On March 15, 2010, the staff of the Division of Corporation Finance issued Staff Legal Bulletin No. 18 (SLB 18), which describes the Division’s views regarding when issuers that have abandoned an initial public offering or have been acquired can use Rule 12h-3 under the Exchange Act to suspend their reporting obligations under Section 15(d) of the Exchange Act. In the following two situations, the Division has repeatedly expressed the view in no-action letters that Rule 12h-3(c) does not preclude an issuer from filing a Form 15 to suspend its Section 15(d) reporting obligation with respect to a class of securities, even though a Securities Act registration statement relating to that class became effective or was required to be updated by Section 10(a)(3) during the time period specified in Rule 12h-3(c).
- Abandoned Initial Public Offering: An issuer with no Exchange Act reporting obligations has a Securities Act registration statement become effective, but does not sell any securities pursuant to the registration statement.

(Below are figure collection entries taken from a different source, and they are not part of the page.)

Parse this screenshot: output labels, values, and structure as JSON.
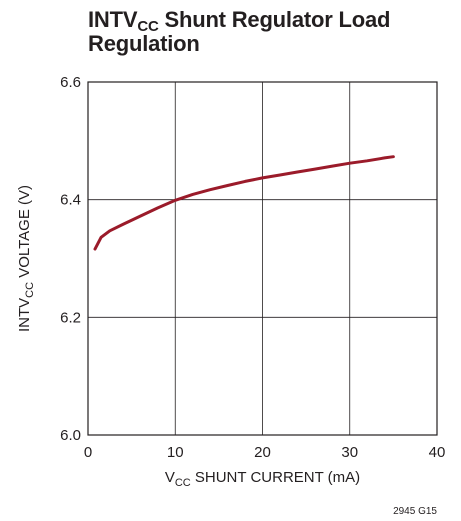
{
  "chart_data": {
    "type": "line",
    "title": {
      "main": "INTV",
      "sub": "CC",
      "rest": " Shunt Regulator Load Regulation"
    },
    "xlabel": {
      "pre": "V",
      "sub": "CC",
      "rest": " SHUNT CURRENT (mA)"
    },
    "ylabel": {
      "pre": "INTV",
      "sub": "CC",
      "rest": " VOLTAGE (V)"
    },
    "xlim": [
      0,
      40
    ],
    "ylim": [
      6.0,
      6.6
    ],
    "x_ticks": [
      "0",
      "10",
      "20",
      "30",
      "40"
    ],
    "y_ticks": [
      "6.0",
      "6.2",
      "6.4",
      "6.6"
    ],
    "grid": true,
    "line_color": "#9b1b2a",
    "series": [
      {
        "x": [
          0.8,
          1.5,
          2.5,
          4,
          6,
          8,
          10,
          12,
          14,
          16,
          18,
          20,
          22,
          24,
          26,
          28,
          30,
          32,
          34,
          35
        ],
        "y": [
          6.316,
          6.336,
          6.347,
          6.358,
          6.372,
          6.386,
          6.399,
          6.409,
          6.417,
          6.424,
          6.431,
          6.437,
          6.442,
          6.447,
          6.452,
          6.457,
          6.462,
          6.466,
          6.471,
          6.473
        ]
      }
    ],
    "footnote": "2945 G15"
  }
}
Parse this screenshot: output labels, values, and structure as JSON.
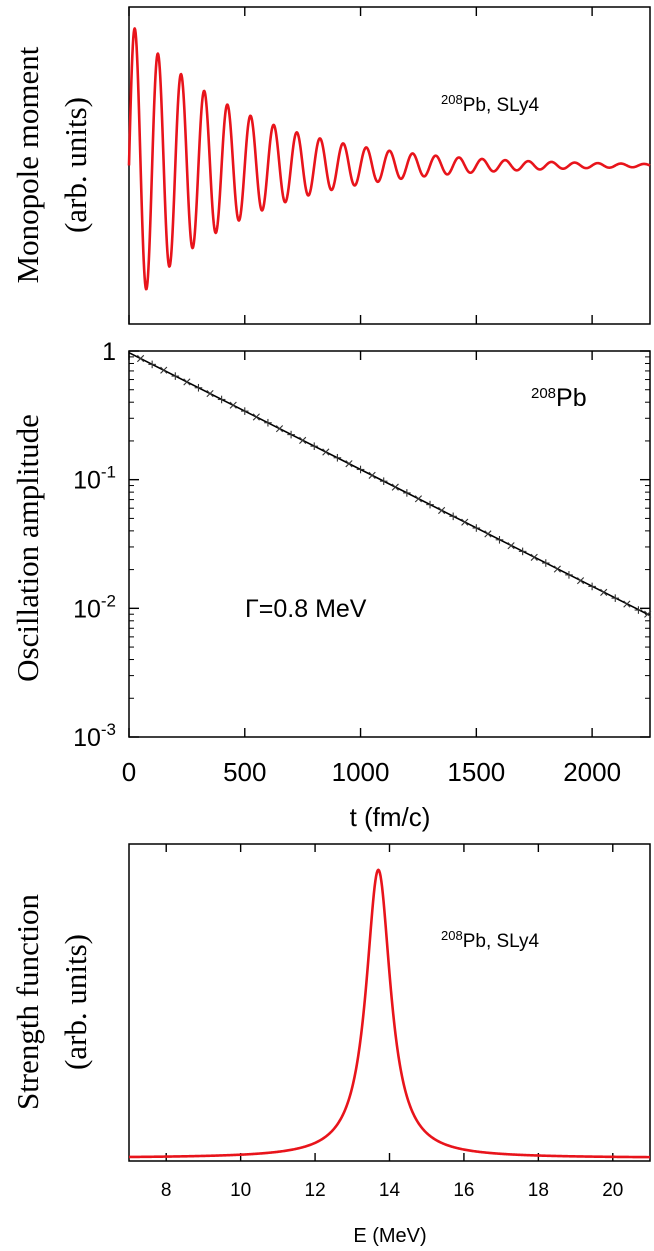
{
  "chart_data": [
    {
      "type": "line",
      "title": "",
      "xlabel": "",
      "ylabel_line1": "Monopole moment",
      "ylabel_line2": "(arb. units)",
      "annotation": {
        "sup": "208",
        "text": "Pb, SLy4"
      },
      "xlim": [
        0,
        2250
      ],
      "ylim": [
        -1.1,
        1.1
      ],
      "x_ticks": [
        0,
        500,
        1000,
        1500,
        2000
      ],
      "x_tick_labels": [],
      "y_ticks": [],
      "grid": false,
      "legend": "none",
      "series": [
        {
          "name": "monopole moment",
          "color": "#e8141b",
          "model": "damped-oscillation",
          "amplitude": 1.0,
          "period_fm_c": 100,
          "decay_width_MeV": 0.8,
          "baseline": 0,
          "x_start": 0,
          "x_end": 2250,
          "samples": 1100
        }
      ]
    },
    {
      "type": "scatter",
      "title": "",
      "xlabel": "t (fm/c)",
      "ylabel": "Oscillation amplitude",
      "yscale": "log",
      "annotation": {
        "sup": "208",
        "text": "Pb"
      },
      "gamma_label": "Γ=0.8 MeV",
      "xlim": [
        0,
        2250
      ],
      "ylim": [
        0.001,
        1
      ],
      "x_ticks": [
        0,
        500,
        1000,
        1500,
        2000
      ],
      "x_tick_labels": [
        "0",
        "500",
        "1000",
        "1500",
        "2000"
      ],
      "y_ticks": [
        1,
        0.1,
        0.01,
        0.001
      ],
      "y_tick_labels": [
        {
          "base": "1",
          "exp": ""
        },
        {
          "base": "10",
          "exp": "-1"
        },
        {
          "base": "10",
          "exp": "-2"
        },
        {
          "base": "10",
          "exp": "-3"
        }
      ],
      "grid": false,
      "legend": "none",
      "fit": {
        "name": "exponential fit",
        "color": "#000000",
        "y_at_0": 0.97,
        "y_at_2250": 0.0088
      },
      "series": [
        {
          "name": "maxima (x)",
          "marker": "x",
          "color": "#333333",
          "x": [
            50,
            150,
            250,
            350,
            450,
            550,
            650,
            750,
            850,
            950,
            1050,
            1150,
            1250,
            1350,
            1450,
            1550,
            1650,
            1750,
            1850,
            1950,
            2050,
            2150,
            2240
          ],
          "y": [
            0.874,
            0.709,
            0.575,
            0.467,
            0.379,
            0.307,
            0.249,
            0.202,
            0.164,
            0.133,
            0.108,
            0.0875,
            0.071,
            0.0576,
            0.0467,
            0.0379,
            0.0307,
            0.0249,
            0.0202,
            0.0164,
            0.0133,
            0.0108,
            0.009
          ]
        },
        {
          "name": "minima (+)",
          "marker": "+",
          "color": "#333333",
          "x": [
            100,
            200,
            300,
            400,
            500,
            600,
            700,
            800,
            900,
            1000,
            1100,
            1200,
            1300,
            1400,
            1500,
            1600,
            1700,
            1800,
            1900,
            2000,
            2100,
            2200
          ],
          "y": [
            0.787,
            0.638,
            0.518,
            0.42,
            0.341,
            0.277,
            0.224,
            0.182,
            0.148,
            0.12,
            0.0973,
            0.0789,
            0.064,
            0.0519,
            0.0421,
            0.0341,
            0.0277,
            0.0225,
            0.0182,
            0.0148,
            0.012,
            0.0097
          ]
        }
      ]
    },
    {
      "type": "line",
      "title": "",
      "xlabel": "E (MeV)",
      "ylabel_line1": "Strength function",
      "ylabel_line2": "(arb. units)",
      "annotation": {
        "sup": "208",
        "text": "Pb, SLy4"
      },
      "xlim": [
        7,
        21
      ],
      "ylim": [
        0,
        1.1
      ],
      "x_ticks": [
        8,
        10,
        12,
        14,
        16,
        18,
        20
      ],
      "x_tick_labels": [
        "8",
        "10",
        "12",
        "14",
        "16",
        "18",
        "20"
      ],
      "y_ticks": [],
      "grid": false,
      "legend": "none",
      "series": [
        {
          "name": "strength function",
          "color": "#e8141b",
          "model": "lorentzian",
          "centroid_MeV": 13.7,
          "fwhm_MeV": 0.8,
          "peak": 1.0,
          "x_start": 7,
          "x_end": 21,
          "samples": 700
        }
      ]
    }
  ]
}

The issuer files an application to withdraw the registration statement pursuant to Securities Act Rule 477, and the staff consents to the withdrawal.
- Acquired Issuer: An issuer has been acquired by another entity, resulting in the class or classes of securities for which the issuer has a Section 15(d) reporting obligation being either: (1) extinguished; or (2) held or assumed by only one recordholder, the acquiring entity.
An issuer who meets the following conditions in SLB 18 will no longer need to seek no-action relief in these situations before filing a Form 15 to suspend its Section 15(d) reporting obligation in reliance on Rule 12h-3:
- The issuer must not have a class of securities registered under Section 12 of the Exchange Act.
- The issuer must comply with the other requirements of Rule 12h-3 (i.e., less than 300 stockholders of record and file Form 15).
- The issuer must deregister any unsold securities from Securities Act registration statements and withdraw any registration statements if there were no sales.
- The issuer must not otherwise file Exchange Act reports during the time period in which it seeks to avail itself of the suspension provided by Rule 12h-3.